Intervention de Adélaïde Zulfikarpasic

Réunion du mercredi 1er septembre 2021 à 15h30
Mission d'information visant à identifier les ressorts de l'abstention et les mesures permettant de renforcer la participation électorale

Adélaïde Zulfikarpasic, directrice de BVA Opinions :

Y a-t-il un désintérêt pour le vote ? Même si c'est moins le cas que par le passé, paradoxalement, il est encore tabou de dire que l'on ne vote pas. Dans nos enquêtes, les deux tiers des Français déclarent voter à toutes les élections ou presque, alors que ce n'est pas vrai. Sans doute le vote est-il encore un peu sacré. Dans l'enquête que nous avons diligentée pour la Fondation Jean-Jaurès, les Français déclarent d'ailleurs que le vote est l'un des deux moyens les plus efficaces de faire valoir une conviction.

Mais les faits démentent cet attachement. C'est pourquoi, dans la note produite pour la Fondation Jean-Jaurès, nous estimons que les Français se sentent toujours engagés, mais que cet engagement ne passe plus par la politique ou le collectif – syndical par exemple. Il revêt des formes de plus en plus individuelles et privées : engagement dans une association, dons, boycott de produits ou de marques, etc. On peut donc parler d'individualisation des formes de l'engagement.

Vous évoquez le paradoxe entre l'abstention record lors des dernières échéances électorales, qui traduirait une contestation du politique, et un vote légitimiste. Mais il n'y a pas de paradoxe et c'est même un phénomène inhérent à la faible participation électorale : les électeurs qui se déplacent alors pour voter ont un rapport assez classique au vote. Pour eux, le vote est un devoir. Leur profil sociodémographique, mais aussi politique, est traditionnel. En conséquence, leur idéologie l'est également : ils sont proches des partis les plus traditionnels et leur vote est un peu plus légitimiste que la moyenne.

Vous m'interrogez sur les nuances entre vote blanc et abstention. Mon mémoire de recherche pour le Centre de recherches politiques de Sciences Po (CEVIPOF) s'intitulait « Le vote blanc : abstention civique ou expression politique ? ». Même si ce mémoire date de 2001, je m'intéresse toujours à ce sujet et je me sens donc particulièrement légitime à répondre. Il ressortait de mon étude qu'il existe probablement une différence de motivation et de profil entre les gens qui votent blanc et ceux qui s'abstiennent : le vote blanc semble plutôt le fait d'électeurs dotés d'un sens civique très aigu – ils n'imaginent pas ne pas voter – mais qui ne s'intéressent pas au sujet ou votent en général pour un parti et se trouvent dans l'impasse parce que l'offre électorale ne leur donne pas satisfaction.
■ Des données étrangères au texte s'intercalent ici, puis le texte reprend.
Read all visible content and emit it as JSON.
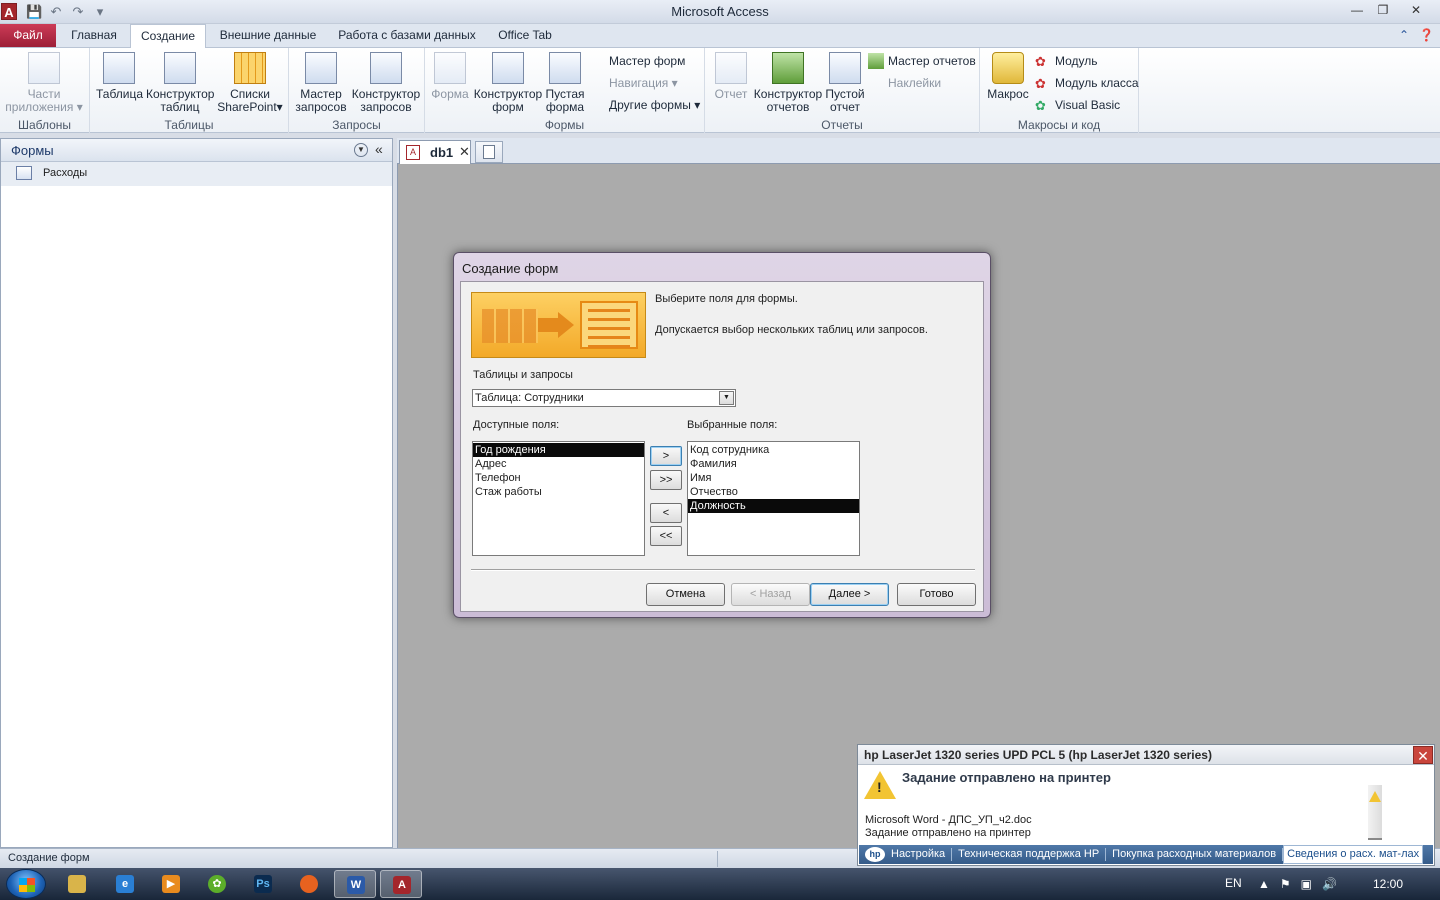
{
  "window": {
    "title": "Microsoft Access",
    "app_icon_letter": "A"
  },
  "ribbon_tabs": {
    "file": "Файл",
    "home": "Главная",
    "create": "Создание",
    "external": "Внешние данные",
    "database_tools": "Работа с базами данных",
    "office_tab": "Office Tab"
  },
  "ribbon": {
    "templates": {
      "label": "Шаблоны",
      "app_parts_l1": "Части",
      "app_parts_l2": "приложения"
    },
    "tables": {
      "label": "Таблицы",
      "table": "Таблица",
      "table_design_l1": "Конструктор",
      "table_design_l2": "таблиц",
      "sp_l1": "Списки",
      "sp_l2": "SharePoint"
    },
    "queries": {
      "label": "Запросы",
      "wizard_l1": "Мастер",
      "wizard_l2": "запросов",
      "design_l1": "Конструктор",
      "design_l2": "запросов"
    },
    "forms": {
      "label": "Формы",
      "form": "Форма",
      "design_l1": "Конструктор",
      "design_l2": "форм",
      "blank_l1": "Пустая",
      "blank_l2": "форма",
      "wizard": "Мастер форм",
      "navigation": "Навигация",
      "more": "Другие формы"
    },
    "reports": {
      "label": "Отчеты",
      "report": "Отчет",
      "design_l1": "Конструктор",
      "design_l2": "отчетов",
      "blank_l1": "Пустой",
      "blank_l2": "отчет",
      "wizard": "Мастер отчетов",
      "labels": "Наклейки"
    },
    "macros": {
      "label": "Макросы и код",
      "macro": "Макрос",
      "module": "Модуль",
      "class_module": "Модуль класса",
      "vb": "Visual Basic"
    }
  },
  "nav_pane": {
    "title": "Формы",
    "items": [
      {
        "label": "Расходы"
      }
    ]
  },
  "doc_tabs": [
    {
      "label": "db1"
    }
  ],
  "dialog": {
    "title": "Создание форм",
    "instruction1": "Выберите поля для формы.",
    "instruction2": "Допускается выбор нескольких таблиц или запросов.",
    "tables_label": "Таблицы и запросы",
    "tables_value": "Таблица: Сотрудники",
    "available_label": "Доступные поля:",
    "selected_label": "Выбранные поля:",
    "available_fields": [
      "Год рождения",
      "Адрес",
      "Телефон",
      "Стаж работы"
    ],
    "selected_fields": [
      "Код сотрудника",
      "Фамилия",
      "Имя",
      "Отчество",
      "Должность"
    ],
    "move_one": ">",
    "move_all": ">>",
    "remove_one": "<",
    "remove_all": "<<",
    "cancel": "Отмена",
    "back": "< Назад",
    "next": "Далее >",
    "finish": "Готово"
  },
  "status_bar": {
    "text": "Создание форм"
  },
  "printer_notice": {
    "title": "hp LaserJet 1320 series UPD PCL 5 (hp LaserJet 1320 series)",
    "message": "Задание отправлено на принтер",
    "line1": "Microsoft Word - ДПС_УП_ч2.doc",
    "line2": "Задание отправлено на принтер",
    "links": [
      "Настройка",
      "Техническая поддержка HP",
      "Покупка расходных материалов",
      "Сведения о расх. мат-лах"
    ]
  },
  "taskbar": {
    "lang": "EN",
    "clock": "12:00"
  }
}
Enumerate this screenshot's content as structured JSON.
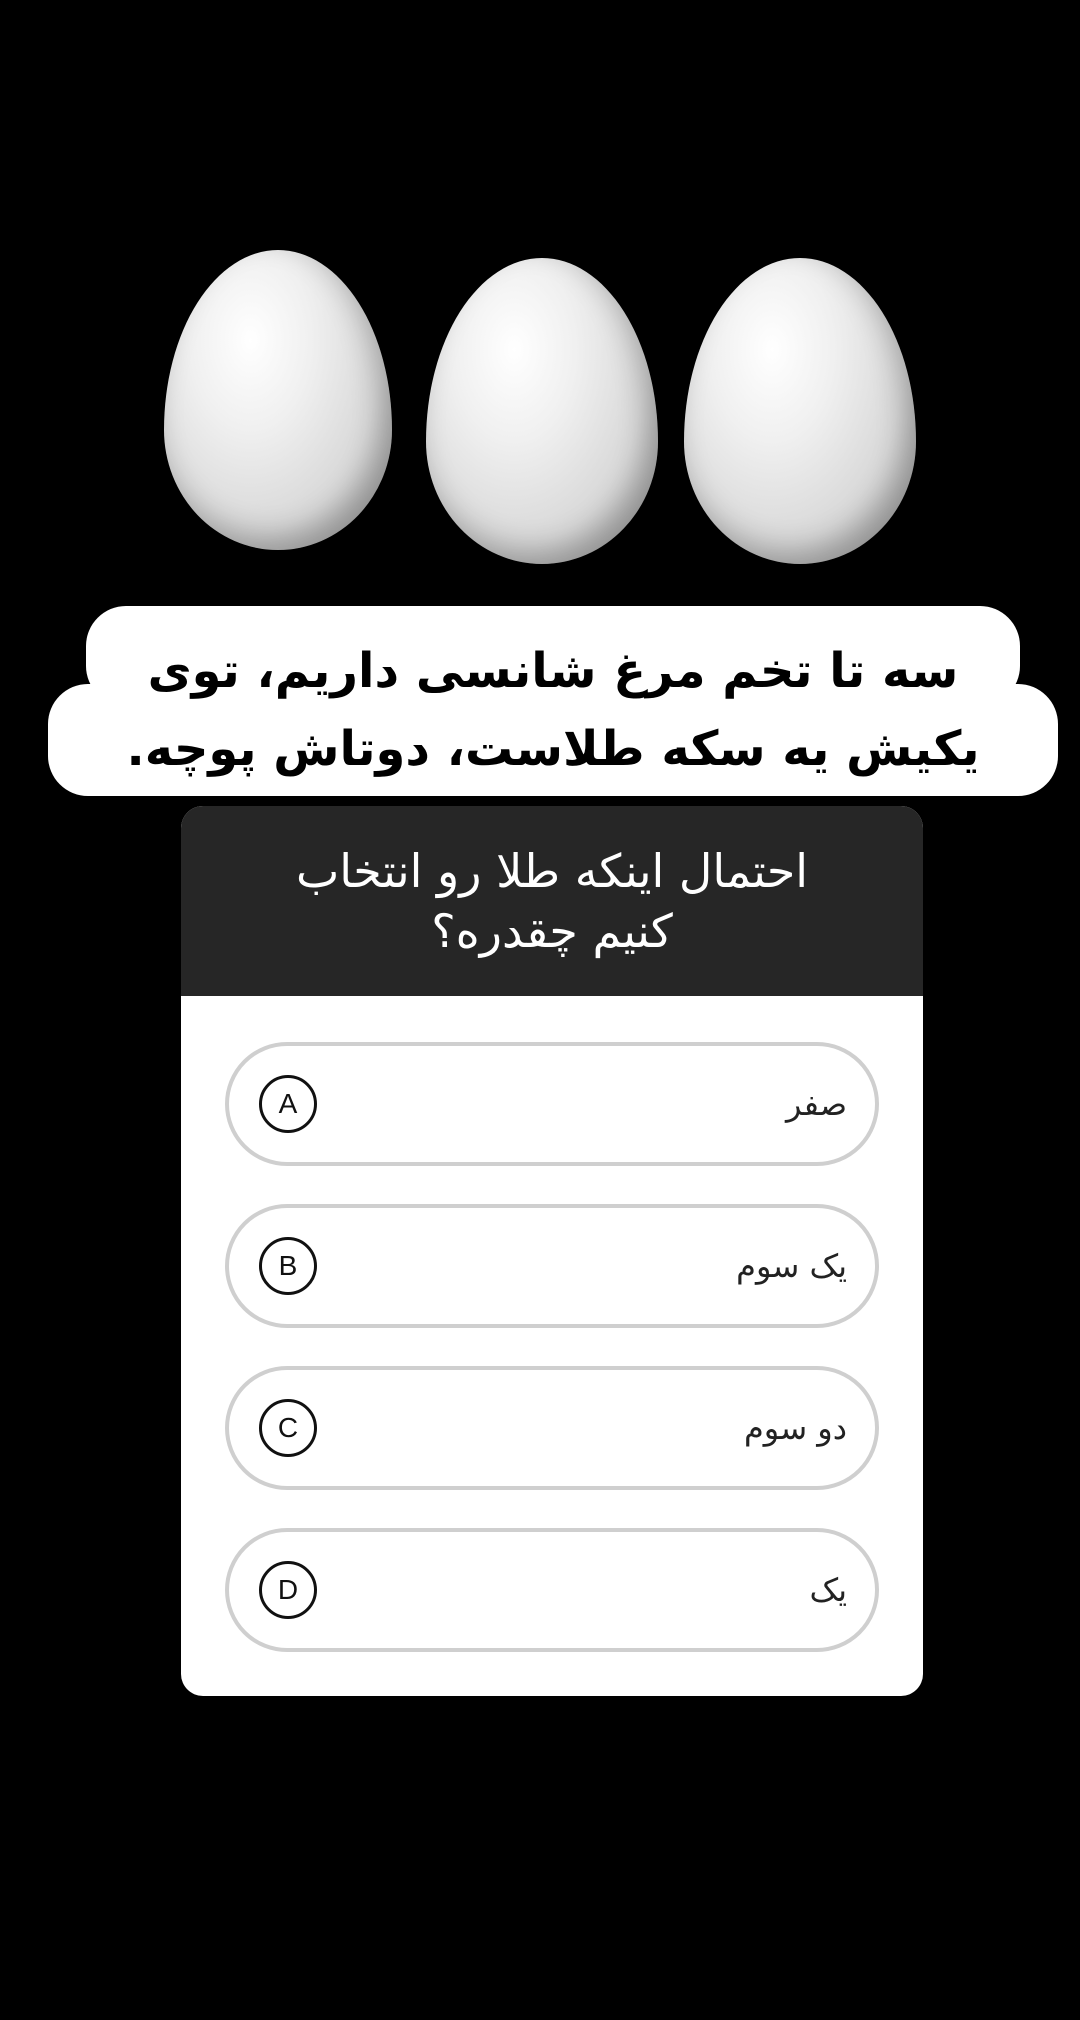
{
  "caption": {
    "text": "سه تا تخم مرغ شانسی داریم، توی یکیش یه سکه طلاست، دوتاش پوچه."
  },
  "quiz": {
    "question": "احتمال اینکه طلا رو انتخاب کنیم چقدره؟",
    "options": [
      {
        "letter": "A",
        "text": "صفر"
      },
      {
        "letter": "B",
        "text": "یک سوم"
      },
      {
        "letter": "C",
        "text": "دو سوم"
      },
      {
        "letter": "D",
        "text": "یک"
      }
    ]
  },
  "colors": {
    "background": "#000000",
    "quiz_header": "#262626",
    "option_border": "#cfcfcf"
  }
}
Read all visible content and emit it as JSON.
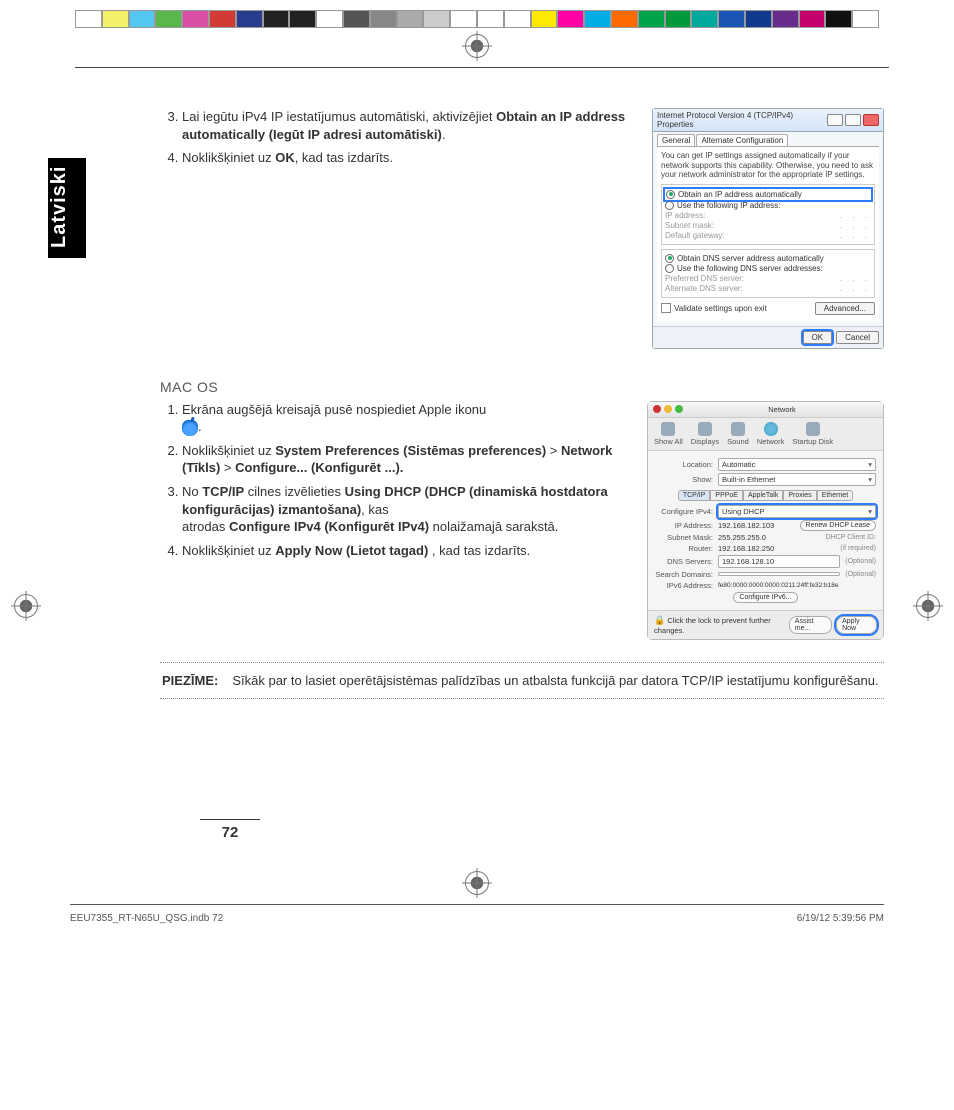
{
  "sidebar_label": "Latviski",
  "steps_win": {
    "s3_pre": "Lai iegūtu iPv4 IP iestatījumus automātiski, aktivizējiet ",
    "s3_bold": "Obtain an IP address automatically (Iegūt IP adresi automātiski)",
    "s3_post": ".",
    "s4_pre": "Noklikšķiniet uz ",
    "s4_bold": "OK",
    "s4_post": ", kad tas izdarīts."
  },
  "win_dialog": {
    "title": "Internet Protocol Version 4 (TCP/IPv4) Properties",
    "tab_general": "General",
    "tab_alt": "Alternate Configuration",
    "desc": "You can get IP settings assigned automatically if your network supports this capability. Otherwise, you need to ask your network administrator for the appropriate IP settings.",
    "r_auto_ip": "Obtain an IP address automatically",
    "r_use_ip": "Use the following IP address:",
    "f_ip": "IP address:",
    "f_mask": "Subnet mask:",
    "f_gw": "Default gateway:",
    "r_auto_dns": "Obtain DNS server address automatically",
    "r_use_dns": "Use the following DNS server addresses:",
    "f_pdns": "Preferred DNS server:",
    "f_adns": "Alternate DNS server:",
    "chk_validate": "Validate settings upon exit",
    "btn_adv": "Advanced...",
    "btn_ok": "OK",
    "btn_cancel": "Cancel"
  },
  "macos_heading": "MAC OS",
  "steps_mac": {
    "s1": "Ekrāna augšējā kreisajā pusē nospiediet Apple ikonu ",
    "s1_post": ".",
    "s2_pre": "Noklikšķiniet uz ",
    "s2_b1": "System Preferences (Sistēmas preferences)",
    "s2_gt1": " > ",
    "s2_b2": "Network (Tīkls)",
    "s2_gt2": " > ",
    "s2_b3": "Configure... (Konfigurēt ...).",
    "s3_pre": "No ",
    "s3_b1": "TCP/IP",
    "s3_mid1": " cilnes izvēlieties ",
    "s3_b2": "Using DHCP (DHCP (dinamiskā hostdatora konfigurācijas) izmantošana)",
    "s3_mid2": ", kas",
    "s3_line2a": "atrodas ",
    "s3_b3": "Configure IPv4 (Konfigurēt IPv4)",
    "s3_line2b": " nolaižamajā sarakstā.",
    "s4_pre": "Noklikšķiniet uz ",
    "s4_bold": "Apply Now (Lietot tagad) ",
    "s4_post": ", kad tas izdarīts."
  },
  "mac_pane": {
    "title": "Network",
    "icons": [
      "Show All",
      "Displays",
      "Sound",
      "Network",
      "Startup Disk"
    ],
    "loc_label": "Location:",
    "loc_value": "Automatic",
    "show_label": "Show:",
    "show_value": "Built-in Ethernet",
    "tabs": [
      "TCP/IP",
      "PPPoE",
      "AppleTalk",
      "Proxies",
      "Ethernet"
    ],
    "cfg_label": "Configure IPv4:",
    "cfg_value": "Using DHCP",
    "ip_label": "IP Address:",
    "ip_value": "192.168.182.103",
    "renew": "Renew DHCP Lease",
    "mask_label": "Subnet Mask:",
    "mask_value": "255.255.255.0",
    "client_label": "DHCP Client ID:",
    "client_hint": "(if required)",
    "router_label": "Router:",
    "router_value": "192.168.182.250",
    "dns_label": "DNS Servers:",
    "dns_value": "192.168.128.10",
    "optional": "(Optional)",
    "search_label": "Search Domains:",
    "ipv6_label": "IPv6 Address:",
    "ipv6_value": "fe80:0000:0000:0000:0211:24ff:fe32:b18e",
    "cfg_ipv6": "Configure IPv6...",
    "lock_text": "Click the lock to prevent further changes.",
    "assist": "Assist me...",
    "apply": "Apply Now"
  },
  "note": {
    "label": "PIEZĪME:",
    "text": "Sīkāk par to lasiet operētājsistēmas palīdzības un atbalsta funkcijā par datora TCP/IP iestatījumu konfigurēšanu."
  },
  "page_number": "72",
  "footer_left": "EEU7355_RT-N65U_QSG.indb   72",
  "footer_right": "6/19/12   5:39:56 PM",
  "colorbar": [
    "#fff",
    "#f3f069",
    "#53c7ef",
    "#58b84a",
    "#d84fa3",
    "#d13a35",
    "#2a3c8f",
    "#222",
    "#222",
    "#fff",
    "#555",
    "#888",
    "#aaa",
    "#ccc",
    "#fff",
    "#fff",
    "#fff",
    "#ffe900",
    "#ff00a6",
    "#00aee6",
    "#ff6a00",
    "#00a44a",
    "#009a3d",
    "#00a99d",
    "#1a55b4",
    "#113a8f",
    "#6a2b8f",
    "#c3006b",
    "#111",
    "#fff"
  ]
}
Ils décident alors d'exprimer un mécontentement. Cela ressortait particulièrement des nombreux entretiens qualitatifs que j'avais menés en complément de mes travaux quantitatifs. Si l'abstention peut être systématique, le vote blanc est plutôt intermittent.

Le vote blanc n'est donc pas une forme d'abstention. En le reconnaissant dans le cadre d'une réforme plus globale visant à rendre le vote obligatoire, je ne suis pas certaine qu'on amènerait plus d'électeurs vers les urnes, à moins que sa comptabilisation puisse, par exemple, entraîner l'annulation de l'élection présidentielle si un candidat doit rassembler la majorité absolue des suffrages pour être élu au second tour. Mais nous n'en sommes pas là.

Enfin, vous nous interrogez sur l'évolution des modalités du vote. Après les régionales, nous avons sondé les Français sur ce qui permettrait de lutter efficacement contre l'abstention. Ils sont assez favorables à la possibilité de voter à distance – par internet ou par courrier –, à la reconnaissance du vote blanc, à la généralisation du vote électronique ou encore à la possibilité de voter depuis leur lieu de travail, en semaine. En revanche, le vote obligatoire fait plus débat et le sujet semble particulièrement clivant.